GEORGIAN WEDDINGS AND FUNERALS

Georgia: The “I do”s and Don’ts



If you find yourself behind the wheel in Tbilisi pulling calmly (and perfectly legally) out of a side street to be almost hit by a convoy of random cars hurtling at break-neck speed (not necessarily in the right direction), horns tooting and indicators flashing… then you have almost experienced a Georgian wedding.

In the past, such craziness was done on horseback (no insurance worries or risk of scratched doors or whiplash back then). According to tradition, the groom and his friends would ride to the bride’s house and drink toasts to the couple and the girl’s family while picking from the mound of sweet dishes laid out for them by their hosts. Then the wedding race began, the couple’s carriage at the front of the convoy, the belief being that the first to arrive at the church after the couple would be the bravest and most devoted of the friends.

These days, the race usually takes place after the more serious church ceremony and on the way to the flower-festooned and microphone-wielding civil registrar, after which the wedding party (usually counting up to 300 guests) heads off to a designated restaurant. Once everybody is seated and has started to eat (no waiting in Georgia!), the groom leads in his bride, who steps on a plate for luck. Then the dancing and feasting really begin, with cries of ‘Gilosavt!’ (Congratulations!) to the happy couple.

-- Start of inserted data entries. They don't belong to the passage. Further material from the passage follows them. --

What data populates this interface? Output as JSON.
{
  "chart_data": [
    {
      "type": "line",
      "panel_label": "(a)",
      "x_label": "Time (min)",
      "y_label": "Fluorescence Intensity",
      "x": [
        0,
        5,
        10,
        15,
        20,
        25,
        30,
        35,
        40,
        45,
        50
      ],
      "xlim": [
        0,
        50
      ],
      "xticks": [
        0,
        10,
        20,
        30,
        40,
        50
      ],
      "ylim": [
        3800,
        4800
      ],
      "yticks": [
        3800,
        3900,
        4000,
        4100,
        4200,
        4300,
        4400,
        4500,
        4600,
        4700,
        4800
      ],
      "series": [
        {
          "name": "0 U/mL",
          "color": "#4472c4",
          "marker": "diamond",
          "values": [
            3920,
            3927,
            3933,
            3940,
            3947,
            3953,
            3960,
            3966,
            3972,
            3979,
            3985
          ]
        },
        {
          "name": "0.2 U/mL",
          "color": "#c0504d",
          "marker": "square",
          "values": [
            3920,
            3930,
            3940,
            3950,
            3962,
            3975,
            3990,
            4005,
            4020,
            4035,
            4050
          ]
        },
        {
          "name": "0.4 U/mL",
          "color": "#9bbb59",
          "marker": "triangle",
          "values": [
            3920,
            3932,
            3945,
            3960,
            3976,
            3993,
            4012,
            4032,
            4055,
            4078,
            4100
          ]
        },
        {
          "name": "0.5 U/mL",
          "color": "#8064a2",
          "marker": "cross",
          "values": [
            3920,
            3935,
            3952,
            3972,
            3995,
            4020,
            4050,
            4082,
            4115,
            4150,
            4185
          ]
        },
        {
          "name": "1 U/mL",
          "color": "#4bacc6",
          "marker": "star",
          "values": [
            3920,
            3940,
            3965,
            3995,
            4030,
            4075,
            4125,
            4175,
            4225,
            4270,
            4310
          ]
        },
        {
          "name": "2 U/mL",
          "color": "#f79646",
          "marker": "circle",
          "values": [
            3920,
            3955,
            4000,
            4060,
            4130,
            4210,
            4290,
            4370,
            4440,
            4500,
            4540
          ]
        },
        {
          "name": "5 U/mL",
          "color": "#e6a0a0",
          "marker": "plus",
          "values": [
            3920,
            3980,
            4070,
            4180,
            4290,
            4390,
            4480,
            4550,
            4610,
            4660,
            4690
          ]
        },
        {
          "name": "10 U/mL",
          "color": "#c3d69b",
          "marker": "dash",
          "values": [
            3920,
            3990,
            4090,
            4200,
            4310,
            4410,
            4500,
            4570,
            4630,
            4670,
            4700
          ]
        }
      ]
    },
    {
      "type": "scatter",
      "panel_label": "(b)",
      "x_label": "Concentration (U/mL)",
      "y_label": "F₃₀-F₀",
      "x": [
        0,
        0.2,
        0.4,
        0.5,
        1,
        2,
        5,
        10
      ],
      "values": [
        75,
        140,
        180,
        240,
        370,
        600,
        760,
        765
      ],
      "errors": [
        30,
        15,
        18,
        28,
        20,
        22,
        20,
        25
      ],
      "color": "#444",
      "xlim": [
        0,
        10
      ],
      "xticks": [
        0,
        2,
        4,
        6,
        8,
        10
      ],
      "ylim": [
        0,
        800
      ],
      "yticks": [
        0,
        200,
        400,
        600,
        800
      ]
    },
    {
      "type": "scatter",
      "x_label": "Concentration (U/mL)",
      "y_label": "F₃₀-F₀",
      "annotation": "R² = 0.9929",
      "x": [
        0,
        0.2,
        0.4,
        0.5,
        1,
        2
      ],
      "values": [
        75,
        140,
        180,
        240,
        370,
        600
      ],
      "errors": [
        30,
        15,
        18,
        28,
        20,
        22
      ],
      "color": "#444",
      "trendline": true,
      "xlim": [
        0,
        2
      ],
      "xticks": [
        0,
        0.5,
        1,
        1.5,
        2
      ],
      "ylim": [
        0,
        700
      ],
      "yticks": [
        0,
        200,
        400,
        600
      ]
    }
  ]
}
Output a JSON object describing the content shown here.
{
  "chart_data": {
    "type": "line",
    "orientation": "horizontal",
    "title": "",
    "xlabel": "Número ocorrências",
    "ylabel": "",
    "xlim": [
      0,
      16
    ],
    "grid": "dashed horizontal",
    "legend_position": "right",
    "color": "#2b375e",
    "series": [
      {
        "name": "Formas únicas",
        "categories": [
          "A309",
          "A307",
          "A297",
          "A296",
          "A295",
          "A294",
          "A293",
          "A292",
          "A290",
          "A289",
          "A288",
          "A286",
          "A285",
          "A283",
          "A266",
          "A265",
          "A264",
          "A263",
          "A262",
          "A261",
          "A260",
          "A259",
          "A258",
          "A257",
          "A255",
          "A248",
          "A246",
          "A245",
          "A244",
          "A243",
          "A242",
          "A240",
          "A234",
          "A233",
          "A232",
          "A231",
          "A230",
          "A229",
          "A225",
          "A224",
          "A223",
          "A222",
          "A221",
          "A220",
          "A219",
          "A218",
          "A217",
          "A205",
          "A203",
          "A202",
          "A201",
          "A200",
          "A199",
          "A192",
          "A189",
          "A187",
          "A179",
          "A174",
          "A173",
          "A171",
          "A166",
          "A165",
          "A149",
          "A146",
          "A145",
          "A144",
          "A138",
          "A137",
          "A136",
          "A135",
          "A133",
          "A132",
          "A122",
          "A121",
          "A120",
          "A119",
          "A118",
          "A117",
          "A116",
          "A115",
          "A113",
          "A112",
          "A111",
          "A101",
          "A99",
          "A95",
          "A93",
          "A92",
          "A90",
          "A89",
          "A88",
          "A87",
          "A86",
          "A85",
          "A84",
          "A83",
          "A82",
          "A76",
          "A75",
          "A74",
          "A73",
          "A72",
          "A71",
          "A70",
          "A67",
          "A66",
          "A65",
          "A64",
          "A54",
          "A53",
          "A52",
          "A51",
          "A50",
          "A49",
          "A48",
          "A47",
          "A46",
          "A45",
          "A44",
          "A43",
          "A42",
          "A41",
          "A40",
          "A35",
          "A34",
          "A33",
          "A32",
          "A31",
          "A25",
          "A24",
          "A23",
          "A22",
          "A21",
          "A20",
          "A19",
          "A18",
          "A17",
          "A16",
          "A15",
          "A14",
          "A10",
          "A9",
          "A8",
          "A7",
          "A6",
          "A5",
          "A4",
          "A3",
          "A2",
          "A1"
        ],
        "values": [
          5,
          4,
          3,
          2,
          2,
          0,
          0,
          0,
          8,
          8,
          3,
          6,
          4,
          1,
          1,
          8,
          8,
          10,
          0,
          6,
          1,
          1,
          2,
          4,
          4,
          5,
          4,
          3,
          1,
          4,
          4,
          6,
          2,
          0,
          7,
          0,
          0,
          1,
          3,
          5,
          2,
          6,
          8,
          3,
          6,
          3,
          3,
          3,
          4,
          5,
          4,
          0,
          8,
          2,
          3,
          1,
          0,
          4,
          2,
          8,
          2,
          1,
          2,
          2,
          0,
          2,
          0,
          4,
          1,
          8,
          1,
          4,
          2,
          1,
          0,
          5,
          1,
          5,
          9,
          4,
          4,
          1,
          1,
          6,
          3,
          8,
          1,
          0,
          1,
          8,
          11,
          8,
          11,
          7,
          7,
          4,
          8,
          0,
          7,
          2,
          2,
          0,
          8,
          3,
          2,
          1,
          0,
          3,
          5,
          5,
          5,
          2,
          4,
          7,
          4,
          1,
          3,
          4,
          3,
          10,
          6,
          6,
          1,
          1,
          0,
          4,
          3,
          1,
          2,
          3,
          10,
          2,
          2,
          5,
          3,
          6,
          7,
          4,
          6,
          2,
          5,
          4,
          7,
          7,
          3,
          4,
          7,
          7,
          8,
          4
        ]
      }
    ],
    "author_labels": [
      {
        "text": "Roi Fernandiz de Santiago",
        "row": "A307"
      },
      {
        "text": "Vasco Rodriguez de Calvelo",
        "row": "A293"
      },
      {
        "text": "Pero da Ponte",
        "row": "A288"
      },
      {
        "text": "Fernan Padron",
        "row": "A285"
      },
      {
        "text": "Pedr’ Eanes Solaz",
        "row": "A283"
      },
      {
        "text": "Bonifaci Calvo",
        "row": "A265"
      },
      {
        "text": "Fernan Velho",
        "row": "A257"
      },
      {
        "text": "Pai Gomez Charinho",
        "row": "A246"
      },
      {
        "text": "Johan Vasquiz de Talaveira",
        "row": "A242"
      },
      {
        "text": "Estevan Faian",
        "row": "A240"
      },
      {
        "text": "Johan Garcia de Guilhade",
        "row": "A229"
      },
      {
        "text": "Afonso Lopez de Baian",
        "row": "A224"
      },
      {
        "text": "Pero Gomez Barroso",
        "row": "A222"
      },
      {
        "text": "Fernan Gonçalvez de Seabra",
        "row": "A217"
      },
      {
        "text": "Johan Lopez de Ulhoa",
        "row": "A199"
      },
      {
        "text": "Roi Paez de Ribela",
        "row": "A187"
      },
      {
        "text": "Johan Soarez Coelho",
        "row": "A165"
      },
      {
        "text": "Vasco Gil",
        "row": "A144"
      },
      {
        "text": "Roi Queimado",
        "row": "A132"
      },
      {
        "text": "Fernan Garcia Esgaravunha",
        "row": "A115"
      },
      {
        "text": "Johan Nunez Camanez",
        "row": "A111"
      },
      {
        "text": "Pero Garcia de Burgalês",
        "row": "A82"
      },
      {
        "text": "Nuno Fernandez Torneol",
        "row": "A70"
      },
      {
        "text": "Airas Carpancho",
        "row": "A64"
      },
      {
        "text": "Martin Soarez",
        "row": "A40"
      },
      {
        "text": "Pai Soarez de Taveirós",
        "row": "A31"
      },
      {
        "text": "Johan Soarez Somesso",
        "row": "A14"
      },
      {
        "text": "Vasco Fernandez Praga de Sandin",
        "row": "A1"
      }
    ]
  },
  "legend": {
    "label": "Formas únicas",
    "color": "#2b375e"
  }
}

Another interruption to an otherwise pleasant drive through the capital city might be a convoy of a more somber variety, led by a flower-laden hearse. Funerals tend to take place on a Tuesday, Thursday or weekend, typically three to five days after a person has died.

Immediately after a person dies, close family choose a burial day and have the body prepared and placed in a coffin in the center of the guest room (or in church). Chairs are arranged around the edges of the room, reflective surfaces such as glass doors or mirrors are covered (lest the soul be trapped in the reflection) and candles lit. The front door is left open with the coffin lid outside for the duration of the mourning visits. Close female family members spend most of the days of mourning before burial sitting, quietly weeping and/or praying beside the deceased while guests enter the room, move anti-clockwise around the coffin and place flowers beside it (note, in Georgia an odd number of flowers is the tradition for funerals, though in reality, no-one checks and simple bouquets are just as good a sign of respect as ready-made displays). Guests nod to the women and shake hands with the men- who stand outside the room. Women visitors are welcome to sit a while and men to chat in hushed voices outside, but a quick visit to show your respect is also acceptable. Religious blessings take place with only close family present.

The day of the burial often sees a large number of people attending, taken from the house of the deceased to the cemetery (not necessarily in town) where the men help bury and the women keep back. Then follows the ‘kelehi’ at a restaurant- with up to 300 attendees present to feast and toast to the memory of the deceased. The word for ‘My condolences’ is ‘Viziareb.’